# Which is a better trader - HGVC Flamingo (Vegas) or HGVC Tuscany (Orlando)?



## DG001 (Sep 2, 2006)

Hi,
I am trying to decide which HGVC to buy and I am trying to decide between HGVC Flamingo (Vegas) or HGVC Tuscany (Orlando), both 7000 pts (2BR Platinum). I can't seem to find any data in TUG (all the sales records are very old). Can you tell which one of these will trade better - in the short term, I am looking to trade to Hawaaii and some RCI resorts in Europe.
Thanks very much!
DG


----------



## derb (Sep 2, 2006)

Within HGVC little difference except a few months earlier confirmation of your home resort.

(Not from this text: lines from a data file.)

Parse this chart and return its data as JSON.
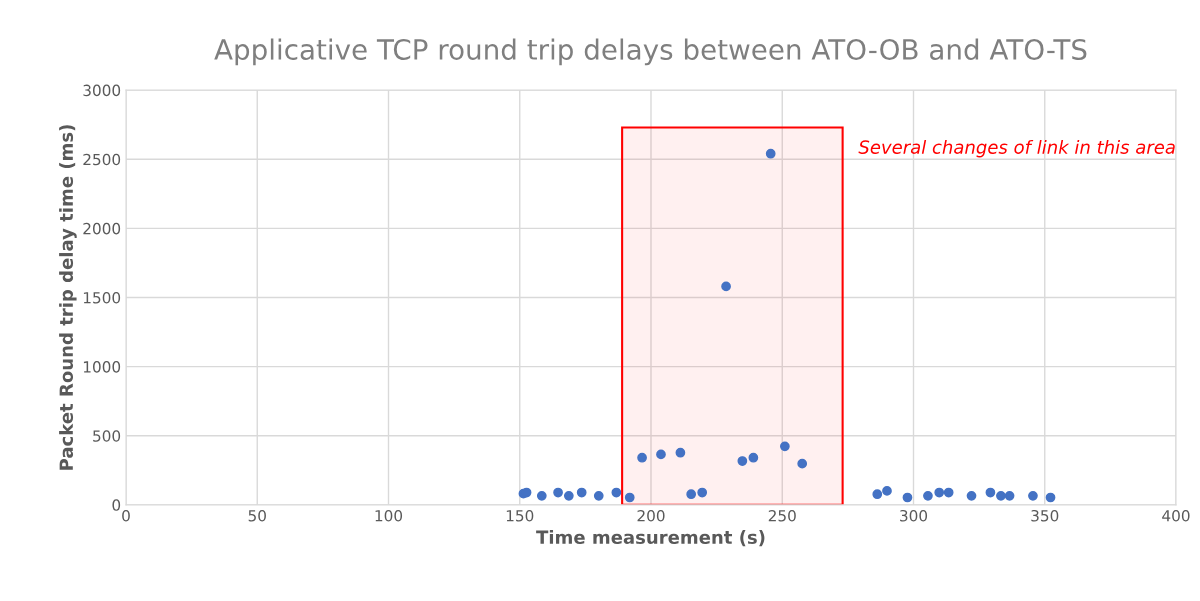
{
  "chart_data": {
    "type": "scatter",
    "title": "Applicative TCP round trip delays between ATO-OB and ATO-TS",
    "xlabel": "Time measurement (s)",
    "ylabel": "Packet Round trip delay time (ms)",
    "x": [
      151.4,
      152.6,
      158.4,
      164.6,
      168.7,
      173.6,
      180.1,
      186.8,
      191.9,
      196.6,
      203.8,
      211.2,
      215.3,
      219.5,
      228.6,
      234.8,
      239.0,
      245.6,
      251.0,
      257.6,
      286.2,
      289.9,
      297.7,
      305.5,
      309.8,
      313.4,
      322.1,
      329.3,
      333.3,
      336.6,
      345.5,
      352.2
    ],
    "series": [
      {
        "color": "#4472c4",
        "values": [
          81,
          89,
          65,
          89,
          65,
          89,
          65,
          89,
          53,
          341,
          365,
          377,
          77,
          89,
          1580,
          317,
          341,
          2540,
          423,
          298,
          77,
          101,
          53,
          65,
          89,
          89,
          65,
          89,
          65,
          65,
          65,
          53
        ]
      }
    ],
    "xlim": [
      0,
      400
    ],
    "xticks": [
      0,
      50,
      100,
      150,
      200,
      250,
      300,
      350,
      400
    ],
    "ylim": [
      0,
      3000
    ],
    "yticks": [
      0,
      500,
      1000,
      1500,
      2000,
      2500,
      3000
    ],
    "grid": true,
    "marker": "circle",
    "bands": [
      {
        "axis": "x",
        "from": 189,
        "to": 273,
        "label": "Several changes of link in this area",
        "color": "#ff0000"
      }
    ]
  }
}
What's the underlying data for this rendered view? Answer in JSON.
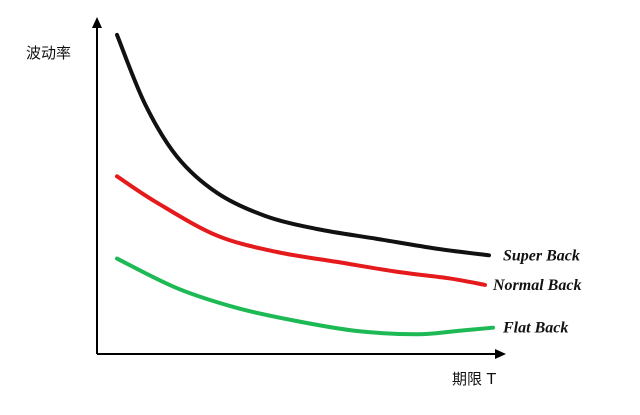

Both Orl and Las hgvc's are becoming overloaded .  However, Flamingo remains the prime location on the strip and based on that alone, I would guess Flamingo.  If however, you plan to visit either location on a regular basis, choose that location.   Orlando points should be less expensive.


----------



## dvc_john (Sep 2, 2006)

If you're thinking of the trading to the HGVC resorts in Hawaii, then all non-home resort points are equal at the 9 month mark.


----------



## Sandy VDH (Sep 2, 2006)

As others have stated, within HGVC home home resort advantage.  All points have the same power at 9 months out.

Via RCI, I believe they should all the same trade power, as HGVC has a special trading arrangement with RCI.

No real advantage, pick based on # of points and MFs per point.

Sandy


----------



## gshipley (Sep 3, 2006)

DG001 said:
			
		

> Hi,
> I am trying to decide which HGVC to buy and I am trying to decide between HGVC Flamingo (Vegas) or HGVC Tuscany (Orlando), both 7000 pts (2BR Platinum). I can't seem to find any data in TUG (all the sales records are very old). Can you tell which one of these will trade better - in the short term, I am looking to trade to Hawaaii and some RCI resorts in Europe.
> Thanks very much!
> DG



Hilton does not have ROFR at the Flamingo property.  This alone might be enough to sway you to buy resell there.

--
Grant


----------



## Seth Nock (Sep 4, 2006)

For trading purposes, it does not matter which property you own.  HGVC Tuscany will cost you a little more than the Sea World Property and the 3 in Vegas.  There is not much of a reason to spend the extra.  You may want to consider the other 3 properties as well, if you want your best value.


----------